ML lifecycle architecture diagram - Machine Learning Lens

ML lifecycle architecture diagram

Figure 4 shows the ML lifecycle phases with the “data processing phase” (for example, “Process Data”) expanded into a “data collection sub-phase” (“Collect Data”) and a “data preparation sub-phase” (“Pre-process Data” and “Engineer Features”). These sub-phases are discussed in more detail in this section.

Figure 4 includes the ML lifecycle from Figure 3 and expands its data processing phase into sub-phases of collect data, and prepare data phases. Tje prepare data phase is further expanded into pre-process data, and engineer feature.

Figure 4: ML lifecycle with data processing sub-phases included

Figure 5 illustrates the details of all the ML lifecycle phases that occur following the problem framing phase and shows how the data-processing sub-phases interact with the subsequent phases, that is, the “model development phase”, the “model monitoring phase”, and the “model monitoring phase”.

The model development phase includes training, tuning, and evaluation. The model deployment phase includes the staging environment for model validation for security and robustness. Monitoring is key in timely detection and mitigation of drifts. Feedback loops across the ML lifecycle phases are key enablers for monitoring. Feature stores (both online and offline) provide consistent and reusable features across model development and deployment phases. The model registry enables the version control and lineage tracking for model and data components. This figure also emphasizes the lineage tracking and its components that are discussed in this section in more detail.

The cloud agnostic architecture diagrams in this paper provide high-level best practices with the following assumptions:

  • All concepts presented here are cloud and technology agnostic.

  • Solid black lines are indicative of process flow.

  • Dashed color lines are indicative of input and output flow.

  • Architecture diagram components are color-coded for ease of communication across this document.

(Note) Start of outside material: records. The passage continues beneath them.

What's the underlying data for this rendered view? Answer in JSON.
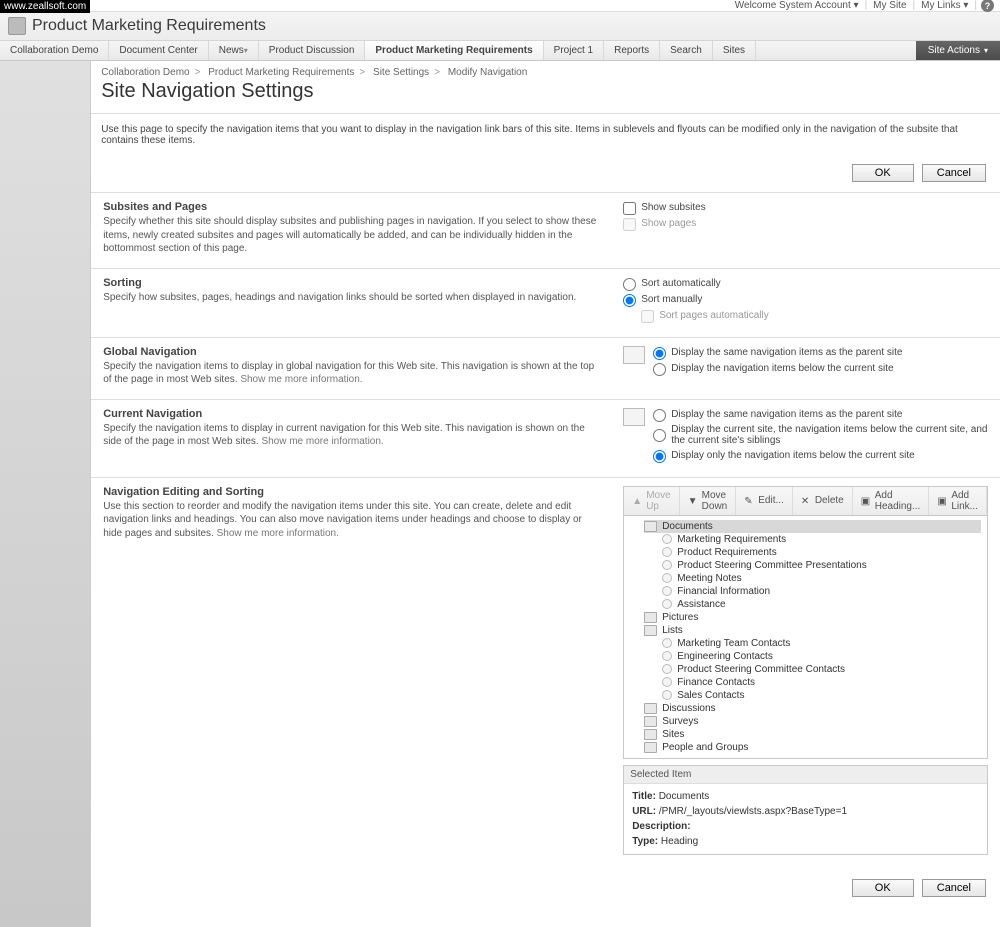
{
  "watermark": "www.zeallsoft.com",
  "topbar": {
    "welcome": "Welcome System Account",
    "mysite": "My Site",
    "mylinks": "My Links"
  },
  "site_title": "Product Marketing Requirements",
  "tabs": [
    "Collaboration Demo",
    "Document Center",
    "News",
    "Product Discussion",
    "Product Marketing Requirements",
    "Project 1",
    "Reports",
    "Search",
    "Sites"
  ],
  "site_actions": "Site Actions",
  "breadcrumb": [
    "Collaboration Demo",
    "Product Marketing Requirements",
    "Site Settings",
    "Modify Navigation"
  ],
  "page_title": "Site Navigation Settings",
  "intro": "Use this page to specify the navigation items that you want to display in the navigation link bars of this site. Items in sublevels and flyouts can be modified only in the navigation of the subsite that contains these items.",
  "buttons": {
    "ok": "OK",
    "cancel": "Cancel"
  },
  "sections": {
    "subsites": {
      "title": "Subsites and Pages",
      "desc": "Specify whether this site should display subsites and publishing pages in navigation. If you select to show these items, newly created subsites and pages will automatically be added, and can be individually hidden in the bottommost section of this page.",
      "show_subsites": "Show subsites",
      "show_pages": "Show pages"
    },
    "sorting": {
      "title": "Sorting",
      "desc": "Specify how subsites, pages, headings and navigation links should be sorted when displayed in navigation.",
      "auto": "Sort automatically",
      "manual": "Sort manually",
      "pages_auto": "Sort pages automatically"
    },
    "global": {
      "title": "Global Navigation",
      "desc": "Specify the navigation items to display in global navigation for this Web site. This navigation is shown at the top of the page in most Web sites. ",
      "more": "Show me more information.",
      "same": "Display the same navigation items as the parent site",
      "below": "Display the navigation items below the current site"
    },
    "current": {
      "title": "Current Navigation",
      "desc": "Specify the navigation items to display in current navigation for this Web site. This navigation is shown on the side of the page in most Web sites. ",
      "more": "Show me more information.",
      "same": "Display the same navigation items as the parent site",
      "siblings": "Display the current site, the navigation items below the current site, and the current site's siblings",
      "only": "Display only the navigation items below the current site"
    },
    "editing": {
      "title": "Navigation Editing and Sorting",
      "desc": "Use this section to reorder and modify the navigation items under this site. You can create, delete and edit navigation links and headings. You can also move navigation items under headings and choose to display or hide pages and subsites. ",
      "more": "Show me more information."
    }
  },
  "toolbar": {
    "moveup": "Move\nUp",
    "movedown": "Move\nDown",
    "edit": "Edit...",
    "delete": "Delete",
    "addheading": "Add\nHeading...",
    "addlink": "Add\nLink..."
  },
  "tree": {
    "documents": "Documents",
    "doc_children": [
      "Marketing Requirements",
      "Product Requirements",
      "Product Steering Committee Presentations",
      "Meeting Notes",
      "Financial Information",
      "Assistance"
    ],
    "pictures": "Pictures",
    "lists": "Lists",
    "list_children": [
      "Marketing Team Contacts",
      "Engineering Contacts",
      "Product Steering Committee Contacts",
      "Finance Contacts",
      "Sales Contacts"
    ],
    "discussions": "Discussions",
    "surveys": "Surveys",
    "sites": "Sites",
    "people": "People and Groups"
  },
  "selected": {
    "header": "Selected Item",
    "title_lbl": "Title:",
    "title": "Documents",
    "url_lbl": "URL:",
    "url": "/PMR/_layouts/viewlsts.aspx?BaseType=1",
    "desc_lbl": "Description:",
    "type_lbl": "Type:",
    "type": "Heading"
  }
}
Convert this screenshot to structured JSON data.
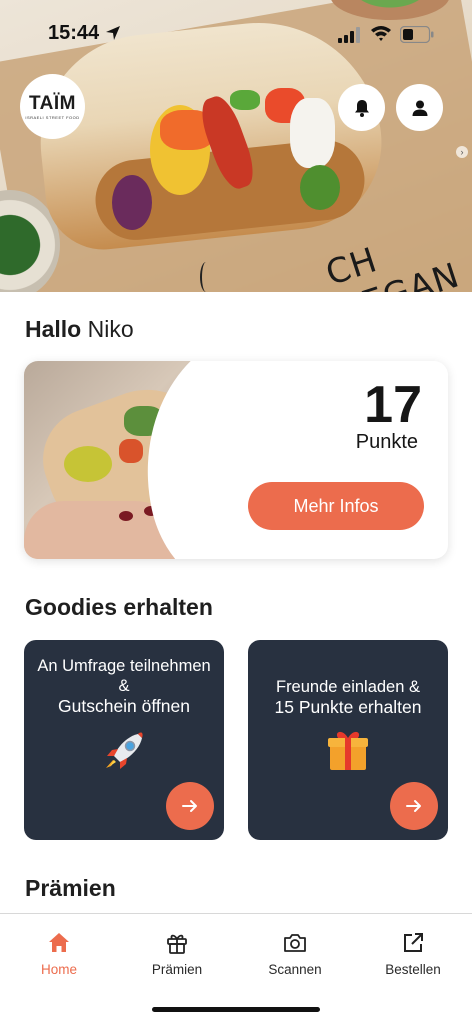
{
  "status_bar": {
    "time": "15:44"
  },
  "brand": {
    "logo_text": "TAÏM",
    "logo_subtext": "ISRAELI STREET FOOD"
  },
  "hero": {
    "image": "falafel-pita-photo",
    "overlay_text": "CH VEGAN"
  },
  "greeting": {
    "prefix": "Hallo",
    "name": "Niko"
  },
  "points": {
    "value": "17",
    "unit": "Punkte",
    "button_label": "Mehr Infos"
  },
  "goodies": {
    "title": "Goodies erhalten",
    "cards": [
      {
        "line1": "An Umfrage teilnehmen",
        "line2": "&",
        "line3": "Gutschein öffnen",
        "icon": "rocket-icon"
      },
      {
        "line1": "Freunde einladen &",
        "line2": "15 Punkte erhalten",
        "icon": "gift-icon"
      }
    ]
  },
  "rewards": {
    "title": "Prämien"
  },
  "tabs": [
    {
      "label": "Home",
      "icon": "home-icon",
      "active": true
    },
    {
      "label": "Prämien",
      "icon": "gift-icon"
    },
    {
      "label": "Scannen",
      "icon": "camera-icon"
    },
    {
      "label": "Bestellen",
      "icon": "external-link-icon"
    }
  ],
  "colors": {
    "accent": "#ec6c4d",
    "card_dark": "#283140"
  }
}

Figure 5 includes a more detailed version of the ML lifecycle architecture diagram and illustrates processes, technologies, and components that support many of the best practices in this whitepaper.

Figure 5: ML lifecycle with detailed phases and expanded components

The components of the sub-phases of the ML lifecycle shown in Figure 5 are as follows:

  • Online/Offline feature store - Reduces duplication and the need to rerun feature engineering code across teams and projects. An online store with low-latency retrieval capabilities is ideal for real-time inference. On the other hand, an offline store is designed for maintaining a history of feature values and is suited for training and batch scoring.

  • Model registry - A repository for storing ML model artifacts including trained model and related metadata (such as data, code, and model). It enables the tracking of the lineage of ML models as it can act as a version control system.

  • Performance feedback loop - Informs the iterative data preparation phase based on the evaluation of the model during the model development phase.

  • Model drift feedback loop - Informs the iterative data preparation phase based on the evaluation of the model during the production deployment phase.

  • Alarm manager - Receives alerts from the model monitoring system. It then publishes notifications to the services that can deliver alerts to target applications. The model update re-training pipeline is one such target application.

  • Scheduler - Initiates a model re-training at business-defined intervals.

  • Lineage tracker - Enables reproducible machine learning experiences. It enables the re-creation of the ML environment at a specific point in time, reflecting the versions of all resources and environments at that time.

The ML lineage tracker collects references to traceable data, model, and infrastructure resource changes. It consists of the following components:

  • System architecture (infrastructure as code to address environment drift)

  • Data (metadata, values, and features)

  • Model (algorithm, features, parameters, and hyperparameters)

  • Code (implementation, modeling, and pipeline)

The lineage tracker collects changed references through alternative iterations of ML lifecycle phases. Alternative algorithms and feature lists are evaluated as experiments for final production deployment.

Figure 6 includes machine learning components and their information that the lineage tracker collects across different releases. The collected information enables going back to a specific point-in-time release and re-creating it.

Figure 6 illustrates the Lineage Tracker system that collects references to traceable model and infrastructure resource changes.

Figure 6: Lineage tracker

Lineage tracker components include:

  • Infrastructure as code (IaC) - Modeling, provisioning, and managing cloud computing resources (compute, storage, network, and application services) can be automated using infrastructure as code. Cloud computing takes advantage of virtualization to enable the on-demand provisioning of resources. IaC eliminates configuration drift through automation, while increasing the speed and agility of infrastructure deployments. IaC code changes are committed to version-controlled repository.

  • Data - Store data schemes and metadata in version control systems. Store the data in a storage media, such as a data lake. The location or link to the data can be in a configuration file and stored in code version control media.

  • Implementation code - Changes to any implementation code at any point-in-time can be stored in version control media.

  • Model feature list - A “feature store”, discussed earlier in this section (Figure 5), maintains the details of the features as well as their previous versions for any point-in-time changes.

  • Model algorithm code - Changes to any model algorithm code at any point-in-time can be stored in version control media.

  • Model container image - Versions of model container images for any point-in-time changes can be stored in container repositories managed by container registry.